The snapshots are used in two ways:
- to manage Raft log length, i.e. be able to truncate
  the log when it grows too big; to truncate a log,
  the library takes a new state machine snapshot and
  erases most log entries older than the snapshot;
- to bootstrap a new member of the cluster or
  catch up a follower that has fallen too much behind
  the leader and can't use the leader's log alone; in
  this case the library instructs the user state machine
  on the leader to transfer its own snapshot (identified by snapshot
  id) to the specific follower, identified by `raft::server_id`.
  It's then the responsibility of the user state machine
  to transfer its compact state to the peer in full.

`snapshot_descriptor` is a library container for snapshot id
and associated metadata. This class has the following structure:

```
struct snapshot_descriptor {
    // Index and term of last entry in the snapshot
    index_t idx = index_t(0);
    term_t term = term_t(0);
    // The committed configuration in the snapshot
    configuration config;
    // Id of the snapshot.
    snapshot_id id;
};

// The APIs in which the snapshot descriptor is used:

future<snapshot_id> state_machine::take_snapshot()
void state_machine::drop_snapshot(snapshot_id id)
future<> state_machine::load_snapshot(snapshot_id id)

future<snpashot_reply> rpc::send_snapshot(server_id server_id, const install_snapshot& snap, seastar::abort_source& as)

future<> persistence::store_snapshot_descriptor(const snapshot& snap, size_t preserve_log_entries);
future<> persistence::load_snapshot_descriptor()
```

The state machine must save its snapshot either
when the library calls `state_machine::take_snapshot()`, intending
to truncate Raft log length afterwards, or when the snapshot
transfer from the leader is initiated via `rpc::send_snapshot()`.

In the latter case the leader's state machine is expected
to contact the follower's state machine and send its snapshot to
it.

When Raft wants to initialize a state machine with a snapshot
state it calls `state_machine::load_snapshot()` with appropriate
snapshot id.

When raft no longer needs a snapshot it uses
`state_machine::drop_snapshot()` to inform the state machine it
can drop the snapshot with a given id.

Raft persists the currently used snapshot descriptor by calling
`persistence::store_snapshot_descriptor()`. There is no separate
API to explicitly drop the previous stored descriptor, the
call is allowed to overwrite it. On success, this call is followed
by `state_machine::drop_snapshot()` to drop the snapshot referenced
by the previous descriptor in the state machine.

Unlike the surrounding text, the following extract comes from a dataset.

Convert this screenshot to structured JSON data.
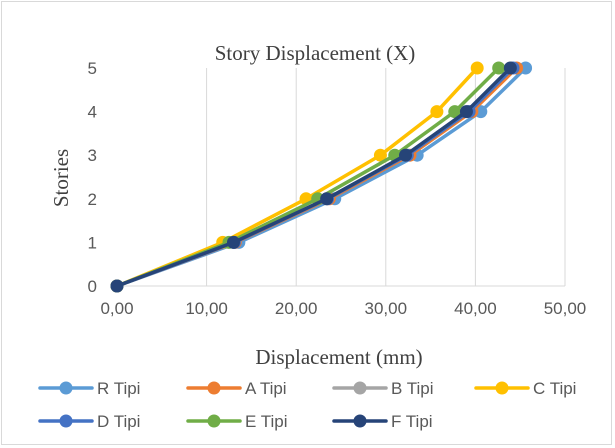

The snapshot state must survive restarts, so it should be put to
disk either in `take_snapshot()` or when with persisting the
snapshot descriptor, in `persistence::store_snapshot_descriptor()`.

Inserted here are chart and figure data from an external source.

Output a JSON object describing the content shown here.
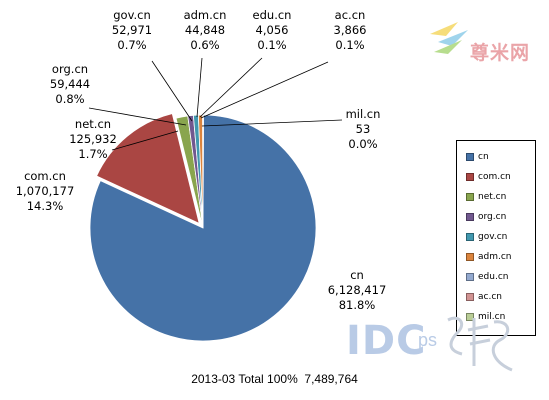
{
  "chart_data": {
    "type": "pie",
    "title": "",
    "footer": {
      "period": "2013-03",
      "total_label": "Total 100%",
      "total_value": "7,489,764"
    },
    "slices": [
      {
        "name": "cn",
        "value": 6128417,
        "value_label": "6,128,417",
        "percent_label": "81.8%",
        "color": "#4572a7"
      },
      {
        "name": "com.cn",
        "value": 1070177,
        "value_label": "1,070,177",
        "percent_label": "14.3%",
        "color": "#aa4643"
      },
      {
        "name": "net.cn",
        "value": 125932,
        "value_label": "125,932",
        "percent_label": "1.7%",
        "color": "#89a54e"
      },
      {
        "name": "org.cn",
        "value": 59444,
        "value_label": "59,444",
        "percent_label": "0.8%",
        "color": "#71588f"
      },
      {
        "name": "gov.cn",
        "value": 52971,
        "value_label": "52,971",
        "percent_label": "0.7%",
        "color": "#4198af"
      },
      {
        "name": "adm.cn",
        "value": 44848,
        "value_label": "44,848",
        "percent_label": "0.6%",
        "color": "#db843d"
      },
      {
        "name": "edu.cn",
        "value": 4056,
        "value_label": "4,056",
        "percent_label": "0.1%",
        "color": "#93a9cf"
      },
      {
        "name": "ac.cn",
        "value": 3866,
        "value_label": "3,866",
        "percent_label": "0.1%",
        "color": "#d19392"
      },
      {
        "name": "mil.cn",
        "value": 53,
        "value_label": "53",
        "percent_label": "0.0%",
        "color": "#b9cd96"
      }
    ],
    "legend_position": "right"
  },
  "watermarks": {
    "brand": "尊米网",
    "idc": "IDC",
    "ps": "ps"
  }
}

It is possible that a crash or stop happens soon after creating a
new snapshot and before dropping the old one. In that case
`persistence` contains only the latest snapshot descriptor.
The library never uses more than one snapshot, so when the state
machine is later restarted all snapshots except the one with its
id persisted in the snapshot descriptor can be
safely dropped.

Calls to `state_machine::take_snapshot()` and snapshot transfers are not
expected to run instantly. Indeed, respective API returns
`future<>`, so these calls may take a while.  Imagine the
state machine has a snapshot and is asked by the library to
take a new one. A leader change happens while snapshot-taking is in
progress and the new leader starts a snapshot transfer to the
follower. Even less likely, but still possible, that a yet another
leader is elected and it also starts an own snapshot transfer to the
follower. And another one. Thus a single server may be taking a
local state machine snapshot and running multiple transfers. When
all of this is done, the library will automatically select the
snapshot with the latest term and index, persist its id in the
snapshot descriptor and call `state_machine::load_snapshot()` with this
id. All the extraneous snapshots will be dropped
by the library, unless the server crashes.
Once again, to cleanup any garbage after a crash, the complying
implementation is expected to delete all snapshots except the one
which id is persisted in the snapshot descriptor upon restart.